MESENCHYMAL STEM CELLS
LAY REVIEW

INTRODUCTION
Advancements in science and technology have changed the way we look at the world. We’ve put a man on the moon and cloned a sheep, but what about the medical potential of our own bodies? Is there a way to fight off death and disease while maintaining balance throughout? What about the idea of universal cells – master keys that fit everyone’s different immunological locks – that react and adapt to better our state of being?

Mesenchymal stem cells (MSCs) are commonly labeled the “duct tape” of the immunological “toolbox” for their ability to be used in many circumstances. In general, MSCs normally differentiate along a mesodermal lineage generating bone, cartilage, muscle and fat (Figure 1). Scientific evidence has also demonstrated that MSCs can further form cells of different lineages to generate neurons, cardiomyocytes, and muscle cells.  (Mangi, 2003, Ferarri, 1998, Azizi, 1998)

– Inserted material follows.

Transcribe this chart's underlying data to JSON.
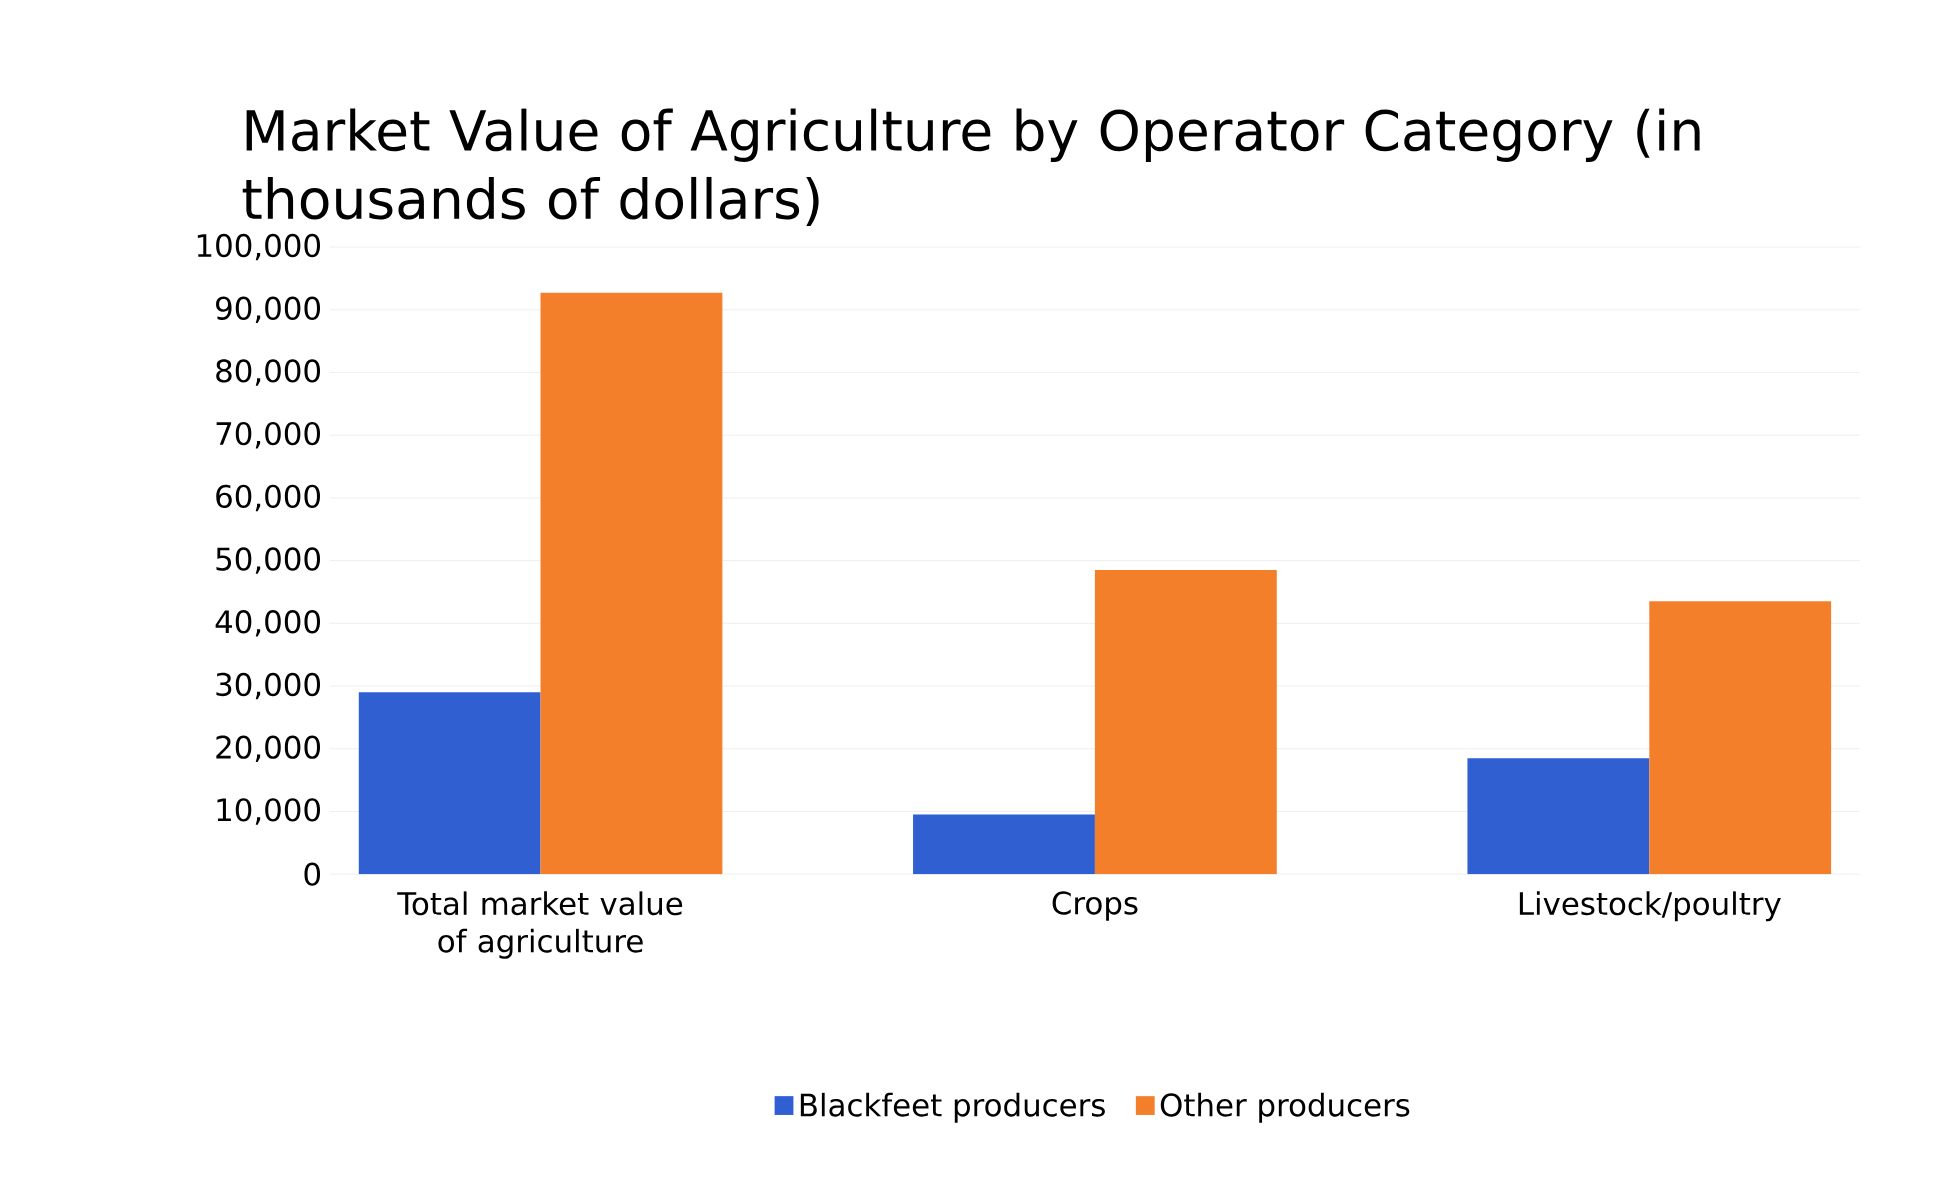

Figure 1: Mesenchymal Stem Cell Lineages

MSCs are commonly harvested from the bone marrow – the bone marrow being the body’s immunological mecca – but can also be found in other organs including the fetal lung and fetal liver. MSCs surround the central sinus of the bone marrow where they favor the high-oxygenated environment (Figure 2). MSCS can be identified by testing positive for various biological markers, CD44, CD105, CD29 (cluster of differentiation).  These molecules are a marked identification that alerts scientists of the characteristics of cell and allow them to identify the cell’s presence among numerous other cells.

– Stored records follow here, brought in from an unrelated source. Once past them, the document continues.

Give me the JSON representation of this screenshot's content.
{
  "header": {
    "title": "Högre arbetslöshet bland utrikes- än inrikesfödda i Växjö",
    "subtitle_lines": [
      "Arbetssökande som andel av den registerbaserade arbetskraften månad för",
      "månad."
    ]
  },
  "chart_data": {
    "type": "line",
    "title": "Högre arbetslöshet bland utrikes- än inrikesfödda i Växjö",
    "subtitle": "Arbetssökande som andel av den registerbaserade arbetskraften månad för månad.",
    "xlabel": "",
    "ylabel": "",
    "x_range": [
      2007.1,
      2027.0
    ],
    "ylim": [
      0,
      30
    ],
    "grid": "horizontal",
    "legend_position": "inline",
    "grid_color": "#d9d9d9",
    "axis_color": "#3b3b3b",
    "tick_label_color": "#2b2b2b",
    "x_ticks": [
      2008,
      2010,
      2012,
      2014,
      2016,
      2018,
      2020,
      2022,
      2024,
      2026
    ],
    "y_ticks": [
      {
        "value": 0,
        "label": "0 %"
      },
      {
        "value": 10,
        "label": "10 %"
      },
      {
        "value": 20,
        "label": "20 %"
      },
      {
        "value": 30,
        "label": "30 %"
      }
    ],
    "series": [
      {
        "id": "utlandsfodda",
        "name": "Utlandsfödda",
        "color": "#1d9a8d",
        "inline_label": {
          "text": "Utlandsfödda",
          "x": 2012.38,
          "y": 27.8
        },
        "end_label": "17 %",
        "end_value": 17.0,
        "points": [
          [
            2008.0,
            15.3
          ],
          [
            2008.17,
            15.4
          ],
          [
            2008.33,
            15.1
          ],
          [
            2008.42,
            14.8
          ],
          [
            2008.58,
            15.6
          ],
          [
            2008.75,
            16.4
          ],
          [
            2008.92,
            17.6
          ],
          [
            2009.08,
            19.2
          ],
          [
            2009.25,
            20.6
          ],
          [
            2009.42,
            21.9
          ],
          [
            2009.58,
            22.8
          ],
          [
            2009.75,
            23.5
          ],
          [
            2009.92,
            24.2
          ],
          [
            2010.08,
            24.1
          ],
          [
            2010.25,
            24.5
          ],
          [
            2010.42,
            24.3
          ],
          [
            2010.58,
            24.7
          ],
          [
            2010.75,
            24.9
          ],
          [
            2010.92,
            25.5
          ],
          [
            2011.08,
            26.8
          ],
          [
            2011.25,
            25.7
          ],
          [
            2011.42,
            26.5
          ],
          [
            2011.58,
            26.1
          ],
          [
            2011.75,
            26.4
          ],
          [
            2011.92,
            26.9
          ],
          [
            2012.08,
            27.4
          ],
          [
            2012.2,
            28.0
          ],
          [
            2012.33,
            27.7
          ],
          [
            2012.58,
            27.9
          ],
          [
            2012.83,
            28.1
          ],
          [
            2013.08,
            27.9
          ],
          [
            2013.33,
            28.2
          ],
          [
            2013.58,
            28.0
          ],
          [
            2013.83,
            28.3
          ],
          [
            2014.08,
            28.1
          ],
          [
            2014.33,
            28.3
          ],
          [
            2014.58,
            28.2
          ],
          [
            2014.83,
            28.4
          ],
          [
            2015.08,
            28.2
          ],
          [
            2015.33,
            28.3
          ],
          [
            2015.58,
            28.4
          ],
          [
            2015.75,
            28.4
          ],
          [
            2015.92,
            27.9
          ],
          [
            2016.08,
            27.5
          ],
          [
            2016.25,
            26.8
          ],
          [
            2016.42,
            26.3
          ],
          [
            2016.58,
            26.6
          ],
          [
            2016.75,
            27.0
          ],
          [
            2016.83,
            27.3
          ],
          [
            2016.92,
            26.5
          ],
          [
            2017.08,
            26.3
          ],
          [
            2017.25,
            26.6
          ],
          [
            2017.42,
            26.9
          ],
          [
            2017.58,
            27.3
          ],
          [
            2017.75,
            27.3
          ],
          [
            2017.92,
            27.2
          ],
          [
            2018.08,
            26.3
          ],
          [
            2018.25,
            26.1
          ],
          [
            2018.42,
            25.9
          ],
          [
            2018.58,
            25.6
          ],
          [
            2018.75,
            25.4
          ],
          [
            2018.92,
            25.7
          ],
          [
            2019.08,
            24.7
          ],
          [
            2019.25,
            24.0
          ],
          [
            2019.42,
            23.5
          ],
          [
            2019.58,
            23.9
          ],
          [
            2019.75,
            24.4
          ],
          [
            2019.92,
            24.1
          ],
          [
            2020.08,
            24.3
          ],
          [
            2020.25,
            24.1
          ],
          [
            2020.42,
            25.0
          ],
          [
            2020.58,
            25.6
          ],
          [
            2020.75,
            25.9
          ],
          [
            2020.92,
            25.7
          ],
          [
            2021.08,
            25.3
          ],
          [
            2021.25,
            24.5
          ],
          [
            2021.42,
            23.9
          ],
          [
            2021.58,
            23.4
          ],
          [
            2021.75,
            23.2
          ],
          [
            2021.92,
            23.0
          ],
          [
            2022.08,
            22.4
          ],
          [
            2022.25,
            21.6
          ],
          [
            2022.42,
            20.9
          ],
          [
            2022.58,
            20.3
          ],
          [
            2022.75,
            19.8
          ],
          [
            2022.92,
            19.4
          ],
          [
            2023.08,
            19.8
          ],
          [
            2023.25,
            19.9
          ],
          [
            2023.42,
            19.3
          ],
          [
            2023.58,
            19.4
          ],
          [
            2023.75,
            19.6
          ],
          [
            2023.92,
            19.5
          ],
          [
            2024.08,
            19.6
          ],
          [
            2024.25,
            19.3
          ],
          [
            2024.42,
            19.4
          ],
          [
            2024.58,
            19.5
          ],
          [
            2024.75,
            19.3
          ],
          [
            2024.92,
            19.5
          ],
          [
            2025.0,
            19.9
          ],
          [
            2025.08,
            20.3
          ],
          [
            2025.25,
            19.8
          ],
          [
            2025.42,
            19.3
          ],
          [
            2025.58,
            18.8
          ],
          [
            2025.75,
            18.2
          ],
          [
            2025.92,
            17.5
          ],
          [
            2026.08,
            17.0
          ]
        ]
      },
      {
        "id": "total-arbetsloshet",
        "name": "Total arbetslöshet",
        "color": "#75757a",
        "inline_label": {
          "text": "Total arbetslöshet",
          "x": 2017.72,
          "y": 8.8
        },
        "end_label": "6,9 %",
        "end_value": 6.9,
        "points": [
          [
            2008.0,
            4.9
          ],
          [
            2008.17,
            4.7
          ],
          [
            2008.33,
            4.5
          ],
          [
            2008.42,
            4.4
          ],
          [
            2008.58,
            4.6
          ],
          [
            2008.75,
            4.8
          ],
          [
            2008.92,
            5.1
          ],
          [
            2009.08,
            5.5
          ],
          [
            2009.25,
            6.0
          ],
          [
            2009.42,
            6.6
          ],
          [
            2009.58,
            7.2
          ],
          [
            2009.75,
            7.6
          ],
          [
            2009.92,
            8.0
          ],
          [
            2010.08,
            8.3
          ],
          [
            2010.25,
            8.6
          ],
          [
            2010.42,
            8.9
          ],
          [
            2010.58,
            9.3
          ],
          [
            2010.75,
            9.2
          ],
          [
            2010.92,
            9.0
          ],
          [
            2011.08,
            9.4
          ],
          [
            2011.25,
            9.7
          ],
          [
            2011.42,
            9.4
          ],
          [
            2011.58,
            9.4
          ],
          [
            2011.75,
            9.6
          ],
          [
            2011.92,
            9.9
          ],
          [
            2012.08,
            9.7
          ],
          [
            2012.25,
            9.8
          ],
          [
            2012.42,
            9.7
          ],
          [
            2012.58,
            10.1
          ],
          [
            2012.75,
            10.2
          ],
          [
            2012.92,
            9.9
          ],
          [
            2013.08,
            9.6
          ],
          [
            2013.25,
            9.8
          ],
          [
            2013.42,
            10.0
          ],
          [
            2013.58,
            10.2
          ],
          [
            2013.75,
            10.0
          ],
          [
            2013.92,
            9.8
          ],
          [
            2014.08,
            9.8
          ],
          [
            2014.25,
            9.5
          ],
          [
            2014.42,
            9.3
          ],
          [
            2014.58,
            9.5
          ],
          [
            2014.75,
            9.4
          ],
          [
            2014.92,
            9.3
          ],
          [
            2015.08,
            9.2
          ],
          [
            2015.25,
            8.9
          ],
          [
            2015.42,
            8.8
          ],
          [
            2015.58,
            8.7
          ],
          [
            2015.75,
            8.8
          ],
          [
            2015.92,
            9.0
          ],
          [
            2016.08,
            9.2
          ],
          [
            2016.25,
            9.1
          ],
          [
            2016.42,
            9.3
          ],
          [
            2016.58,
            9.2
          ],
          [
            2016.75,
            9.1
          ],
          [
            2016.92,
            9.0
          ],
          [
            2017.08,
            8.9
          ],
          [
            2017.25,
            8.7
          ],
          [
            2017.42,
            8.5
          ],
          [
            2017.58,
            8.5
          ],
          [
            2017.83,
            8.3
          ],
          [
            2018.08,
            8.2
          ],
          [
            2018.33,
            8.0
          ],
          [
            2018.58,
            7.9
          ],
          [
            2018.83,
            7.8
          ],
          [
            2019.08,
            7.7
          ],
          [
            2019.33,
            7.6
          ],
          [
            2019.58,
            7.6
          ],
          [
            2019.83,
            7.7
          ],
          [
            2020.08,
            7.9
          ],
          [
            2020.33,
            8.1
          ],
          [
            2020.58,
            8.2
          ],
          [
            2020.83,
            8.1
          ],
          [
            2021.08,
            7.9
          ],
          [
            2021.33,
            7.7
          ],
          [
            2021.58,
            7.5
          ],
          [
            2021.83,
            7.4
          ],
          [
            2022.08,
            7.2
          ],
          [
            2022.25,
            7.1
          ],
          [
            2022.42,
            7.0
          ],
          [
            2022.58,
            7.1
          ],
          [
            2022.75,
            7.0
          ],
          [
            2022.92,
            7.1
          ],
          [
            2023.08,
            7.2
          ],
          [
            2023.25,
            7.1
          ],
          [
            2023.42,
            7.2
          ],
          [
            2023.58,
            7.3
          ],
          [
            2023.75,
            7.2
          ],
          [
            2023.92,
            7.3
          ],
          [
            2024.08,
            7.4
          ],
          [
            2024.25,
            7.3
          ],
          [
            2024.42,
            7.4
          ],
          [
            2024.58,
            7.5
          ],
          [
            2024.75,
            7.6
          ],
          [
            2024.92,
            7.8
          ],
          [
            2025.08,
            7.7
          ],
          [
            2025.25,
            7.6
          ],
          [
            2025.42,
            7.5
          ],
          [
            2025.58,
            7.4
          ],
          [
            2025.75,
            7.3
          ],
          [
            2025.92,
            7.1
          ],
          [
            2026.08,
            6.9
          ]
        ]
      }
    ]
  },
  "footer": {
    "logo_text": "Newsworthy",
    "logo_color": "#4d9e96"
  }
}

Figure 2: Bone Marrow Niche

The potential of MSCs has only been discovered recently, but their immunological characteristics have been noted for decades. The first documented occurrence of an immunological response via MSCs was published by Julius Cohnheim, a German pathologist. In 1867, Cohnheim proved that the emigration of white blood cells is the origin of pus, the body’s inflammatory response to bacterial infection. Cohnheim at the time was working under the tutelage of Dr. Rudolf Virchow, a well-known pathologist who was accredited as the first to recognize leukemia and its effect on white blood cells.
In 1970, Alexander Friedenstein acknowledged the growth of fibroblasts (structural cells) in cultures of guinea pig bone marrow and spleen cells and later published his findings. This supported the idea that MSCs and their committed progenitors (forming function) develop CFU-F (Colony Forming Units-Fibroblast) (Bianco, 2001).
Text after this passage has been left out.